Mantis (K19 Security Solutions 4)
Once he got his hands free and slit the throat of his so-called guard, he had to figure out how to get out of a hotel he had no memory of walking into.
Chapter 22
Mantis and Alegria
“You’re sure she’s at Spaulding?” Mantis asked Doc.
“Talked to her a little over an hour ago.”
That would’ve been the answer had Mantis asked when Doc had spoken to Alegria, but it wasn’t what he’d asked.
“She doesn’t have her phone.”
“What do you mean?”
“I had to call her hospital room.”
“Outstanding.” Mantis smiled. “What is it?”
“Third floor, room ten. She had no idea you were trying to reach her, or so she said.”
Mantis had spent the ten minutes before he called Doc, arguing with the woman at the information desk about whether they had a patient by the name of Manon Mondreau. She insisted they didn’t. Now he knew they did.
He punched the button for the elevator and waited impatiently. Maybe he should’ve taken the stairs. As he was about to leave to do so, it dinged and he hopped on.
When the door reopened on the third floor, Mantis stepped out and came face to face with Pierre Mondreau.
“Excuse me,” he said when Alegria’s father stepped in front of him.
“Manon does not wish to see you.”
“You’re under the assumption that I believe you,” he said, maneuvering around him.
Pierre grabbed his arm. “I forbid it.”
Mantis laughed. “Take your hand off of me, or you’ll experience the full force of how angry I am that you’ve kept her from getting in touch with me.”
Her father scowled at him while still gripping his arm. “It’s your fault she’s paralyzed.
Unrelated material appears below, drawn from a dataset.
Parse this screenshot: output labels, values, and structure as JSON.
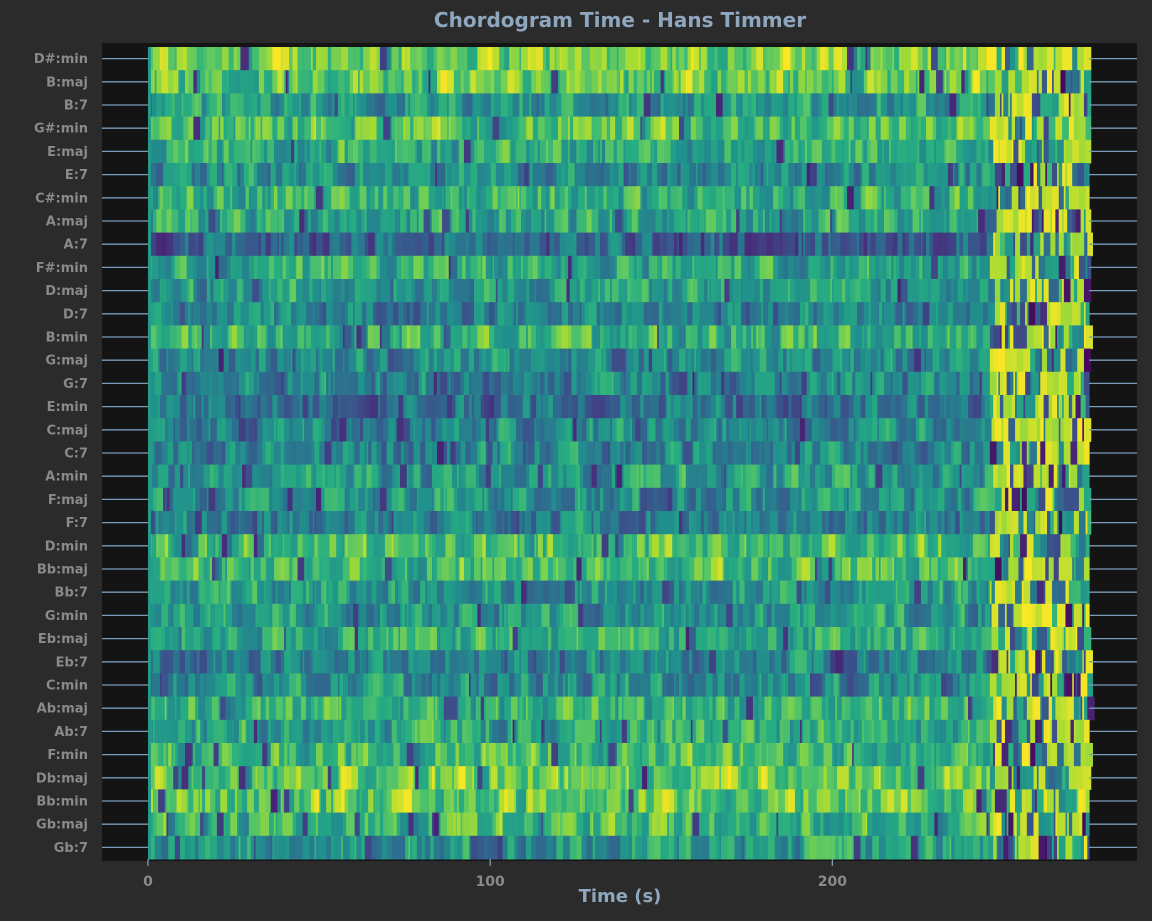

Does that mean nothing to you? Have you so little regard for her safety?”
Mantis hesitated for only a split second. “I don’t answer to you.” He shoved past him and stalked to the room number Doc had given him. When he stepped inside, he saw the bed was empty.
“Shit,” he muttered. Where the hell was she?
“Psst,” he heard someone say, and saw a nurse motioning at him from across the hall.
When he stepped forward, she held up her hands to stop him from coming closer. “She’s downstairs in radiology,” she whispered. “Go that way.” She pointed in the opposite direction from where he’d come. “First floor, turn right, and then left.”
Mantis mouthed his thanks, hurried down the hallway, and shoved open the door to the stairwell. If he’d come that way in the first place, he might’ve been able to avoid Manon’s father entirely.
He’d just rounded the second corner and walked through the double doors that led to the radiology department when he saw her.
“Mantis?” Her eyes fill with tears.
“Hey there, Flygirl.”
“You came.”
He knelt down next to the wheelchair. “I would’ve been here sooner had I known you fled the state.”